White House War 'Spin' Entangles Downing Street
Published on Thursday, June 6, 2003 by the International Herald Tribune
White House War 'Spin' Entangles Downing Street
Blair In Trouble
by William Pfaff
 

PARIS - From the start, it has been hard to understand Tony Blair's conduct concerning the war on Iraq.

Clearly, Britain's prime minister believed deeply in the moral case for unseating Saddam Hussein. He had nothing to gain politically from supporting President George W. Bush, since the British public was initially against the war. But he backed Bush so obsequiously that he actually forfeited the influence he might have had in Washington, Bush's pally treatment notwithstanding. He simultaneously reinforced Britain's reputation in Europe as incorrigibly Atlanticist and divisive.

Rodric Braithwaite, a former chairman of Britain's joint intelligence committee, said of the prime minister's performance that "a junior partner who is taken for granted is a junior partner with no influence."

To have influence, you must express opinions and national interests of your own, and indicate that on some issues you might break with the partner. It is no use playing Little Sir Echo.

Blair remained faithful even after Defense Secretary Donald Rumsfeld told him the United States didn't really need British troops, and after the administration subverted his independent effort to work with the Palestinians.

Now Blair is in trouble. It has been charged that the decision to go to war was taken in Washington last autumn and that everything that followed was an expedient charade. London and Washington are accused of lying to get public support for the war and of faking evidence about Iraq's weapons of mass destruction.

Deputy Defense Secretary Paul Wolfowitz has given a candid and convincing explanation of how it began to the magazine Vanity Fair. Implicit in his account is that the Bush administration last year wanted to go to war but had no excuse for doing so. The bureaucracies were called together and told to find an excuse. The "core" casus belli they could agree upon was Iraqi possession of weapons of mass destruction.

That settled, it became the government's virtual reality that the weapons existed, even if the CIA, the Defense Intelligence Agency and United Nations inspectors had not found them.

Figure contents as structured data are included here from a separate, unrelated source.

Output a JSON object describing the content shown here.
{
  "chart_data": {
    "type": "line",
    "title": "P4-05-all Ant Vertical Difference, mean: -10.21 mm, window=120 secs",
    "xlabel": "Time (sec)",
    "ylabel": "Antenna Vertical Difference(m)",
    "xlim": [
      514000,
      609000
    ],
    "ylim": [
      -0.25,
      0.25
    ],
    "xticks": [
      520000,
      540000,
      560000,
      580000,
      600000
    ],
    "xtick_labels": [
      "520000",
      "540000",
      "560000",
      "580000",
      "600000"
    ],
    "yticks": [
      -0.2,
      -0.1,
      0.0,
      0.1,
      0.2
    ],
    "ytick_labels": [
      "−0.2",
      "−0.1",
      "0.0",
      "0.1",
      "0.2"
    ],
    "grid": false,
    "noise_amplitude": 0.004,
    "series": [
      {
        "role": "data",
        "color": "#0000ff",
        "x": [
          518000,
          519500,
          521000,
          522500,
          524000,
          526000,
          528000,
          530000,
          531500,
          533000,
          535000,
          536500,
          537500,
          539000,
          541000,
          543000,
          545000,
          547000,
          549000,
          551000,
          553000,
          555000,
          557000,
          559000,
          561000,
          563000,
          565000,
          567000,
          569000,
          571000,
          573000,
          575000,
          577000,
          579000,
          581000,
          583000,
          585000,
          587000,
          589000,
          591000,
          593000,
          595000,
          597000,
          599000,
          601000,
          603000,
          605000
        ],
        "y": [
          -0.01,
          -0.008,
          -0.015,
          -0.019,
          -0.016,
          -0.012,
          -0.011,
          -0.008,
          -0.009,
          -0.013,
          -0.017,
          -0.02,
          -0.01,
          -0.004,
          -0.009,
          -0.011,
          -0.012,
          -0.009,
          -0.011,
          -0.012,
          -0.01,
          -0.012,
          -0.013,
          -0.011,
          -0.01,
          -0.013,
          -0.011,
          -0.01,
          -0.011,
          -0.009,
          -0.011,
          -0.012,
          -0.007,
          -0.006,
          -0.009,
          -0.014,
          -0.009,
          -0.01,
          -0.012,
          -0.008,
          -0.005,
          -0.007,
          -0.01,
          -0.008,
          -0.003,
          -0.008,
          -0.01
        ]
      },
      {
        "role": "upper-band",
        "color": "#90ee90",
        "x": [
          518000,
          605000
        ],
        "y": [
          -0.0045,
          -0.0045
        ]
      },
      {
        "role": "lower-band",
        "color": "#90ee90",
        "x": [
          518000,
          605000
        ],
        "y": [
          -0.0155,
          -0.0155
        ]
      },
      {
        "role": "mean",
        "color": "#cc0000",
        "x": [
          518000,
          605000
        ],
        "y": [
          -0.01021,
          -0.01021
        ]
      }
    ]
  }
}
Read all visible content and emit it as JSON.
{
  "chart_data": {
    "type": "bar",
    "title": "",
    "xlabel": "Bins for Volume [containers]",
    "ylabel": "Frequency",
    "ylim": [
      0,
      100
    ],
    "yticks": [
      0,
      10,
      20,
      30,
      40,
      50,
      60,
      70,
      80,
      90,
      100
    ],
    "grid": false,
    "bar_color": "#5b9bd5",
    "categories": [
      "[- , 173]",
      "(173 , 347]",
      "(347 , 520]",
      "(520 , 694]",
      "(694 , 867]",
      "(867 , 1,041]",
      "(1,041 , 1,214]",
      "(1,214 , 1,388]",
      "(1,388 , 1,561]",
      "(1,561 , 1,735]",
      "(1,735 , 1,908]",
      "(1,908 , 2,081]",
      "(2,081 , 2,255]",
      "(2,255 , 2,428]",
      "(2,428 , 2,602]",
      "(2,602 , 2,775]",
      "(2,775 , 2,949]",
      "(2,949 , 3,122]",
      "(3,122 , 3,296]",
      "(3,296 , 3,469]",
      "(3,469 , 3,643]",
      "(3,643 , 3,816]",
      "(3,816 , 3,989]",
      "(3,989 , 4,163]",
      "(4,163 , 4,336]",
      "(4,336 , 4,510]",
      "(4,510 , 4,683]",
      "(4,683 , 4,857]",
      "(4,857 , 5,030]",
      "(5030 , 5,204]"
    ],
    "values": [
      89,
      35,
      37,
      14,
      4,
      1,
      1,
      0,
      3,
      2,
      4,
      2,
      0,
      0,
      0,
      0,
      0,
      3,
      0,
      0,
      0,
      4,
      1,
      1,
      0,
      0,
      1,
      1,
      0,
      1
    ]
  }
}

The mighty Wurlitzer of American policy, persuasion and press was put to work to convince the public and the world of the reality of this threat, so that America could go to war. Britain's modest harmonium joined in. The prime minister proudly furnished Washington with two dossiers of evidence on Iraqi weapons that subsequently proved very dodgy.

After the war, the coalition's failure to find the weapons had to be explained. First it was said that the weapons had been smuggled to Syria. Then Rumsfeld suggested last week that none exist, that they were destroyed before the war and all evidence buried. This week he reversed himself and said they do exist, still are there and will be found.

The U.S. military command in Iraq said the search may take several years since it is a big country. Bush went back into virtual reality mode last weekend and told Polish television: "We found the weapons of mass destruction." On Tuesday, Secretary of State Colin Powell expressed confidence that they will eventually be found.

Blair's contribution Friday was to say that the coalition has been too busy to look for the weapons.

In the United States, until now, few seemed to care, thinking that the war had been a splendid little affair. Now, however, Congress has interested itself in what the Senate and public had been told, and there is growing support for hearings to be held by the Senate's Armed Services Committee, as well as the intelligence committees in both the House and the Senate.

Britain used to have higher standards, and faces a much more aggressive press corps. His government has a reputation for "spinning" its public relations, but not for the bare-faced lie. Blair himself has the reputation of a decent man.

On Tuesday the House of Commons Foreign Relations Committee announced that it would hold an inquiry into Britain's decision. A final report is likely to be made to the prime minister's office rather than to Parliament.

Such discretion may not be possible, however, if the American hearings stir trouble in Washington (and on television). Blair may come to regret having been so reliable an American partner.